The NET-MED Youth methodology for media monitoring focused on youth has now built itself a fairly successful and participatory history. It had been discussed – and collaboratively adopted last March 2015 during a sub-regional workshop held in Beirut – with youth CSOs, media-oriented organizations, young journalists and youth advocates from Palestine, Jordan and Lebanon, as well as Syrians living in Lebanon. A similar meeting had taken place in Tunisia in December 2014, where youth from Algeria, Morocco and Tunisia participated in the development and validation of the methodology.

NET-MED Youth has benefited many young people like Nadeen at the level of its media component. The youth are as full of hope as they are of willingness to affect positive transformations in their communities and in the way their needs and aspirations are portrayed across media channels.

“Our media need to include new young faces, and move in the direction of more youth-friendly mechanisms and coverage,” concludes Nadeen.

The Networks of Mediterranean Youth (NET-MED Youth) project is implemented by UNESCO and funded by the European Union.
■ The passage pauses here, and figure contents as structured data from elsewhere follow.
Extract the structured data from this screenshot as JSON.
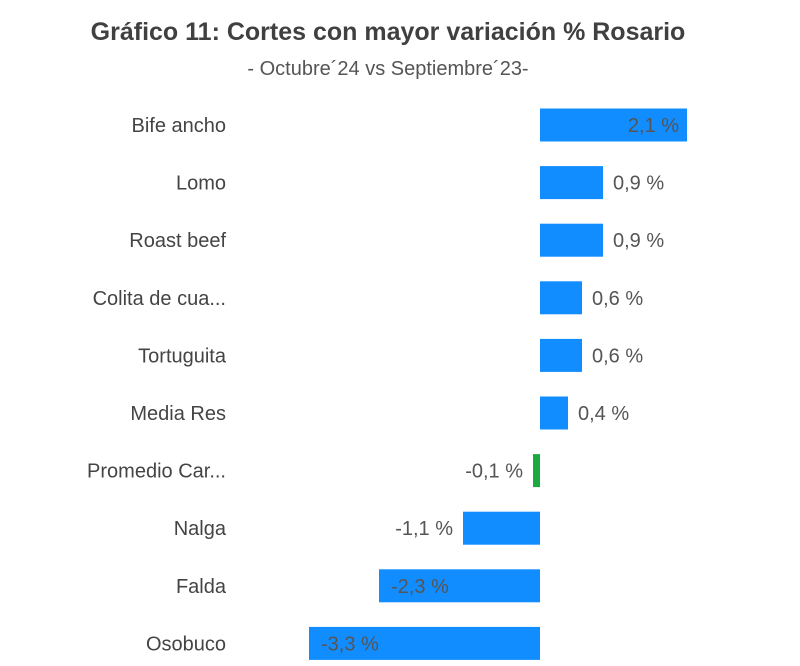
{
  "chart_data": {
    "type": "bar",
    "orientation": "horizontal",
    "title": "Gráfico 11: Cortes con mayor variación % Rosario",
    "subtitle": "- Octubre´24 vs Septiembre´23-",
    "categories": [
      "Bife ancho",
      "Lomo",
      "Roast beef",
      "Colita de cua...",
      "Tortuguita",
      "Media Res",
      "Promedio Car...",
      "Nalga",
      "Falda",
      "Osobuco"
    ],
    "values": [
      2.1,
      0.9,
      0.9,
      0.6,
      0.6,
      0.4,
      -0.1,
      -1.1,
      -2.3,
      -3.3
    ],
    "value_labels": [
      "2,1 %",
      "0,9 %",
      "0,9 %",
      "0,6 %",
      "0,6 %",
      "0,4 %",
      "-0,1 %",
      "-1,1 %",
      "-2,3 %",
      "-3,3 %"
    ],
    "colors": [
      "#118dff",
      "#118dff",
      "#118dff",
      "#118dff",
      "#118dff",
      "#118dff",
      "#1aab40",
      "#118dff",
      "#118dff",
      "#118dff"
    ],
    "xlabel": "",
    "ylabel": "",
    "xlim": [
      -3.3,
      2.1
    ],
    "grid": false
  }
}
It aims at mainstreaming youth issues and priorities across national decision-making and policy implementation in eastern and western Mediterranean countries by building the capacities of youth and youth organizations and promoting their active engagement in the development and implementation of national policies and strategies on youth, ensuring that youth issues are adequately covered by national and regional media and by identifying workable models for improving youth access to employment and youth inclusion in different sectors.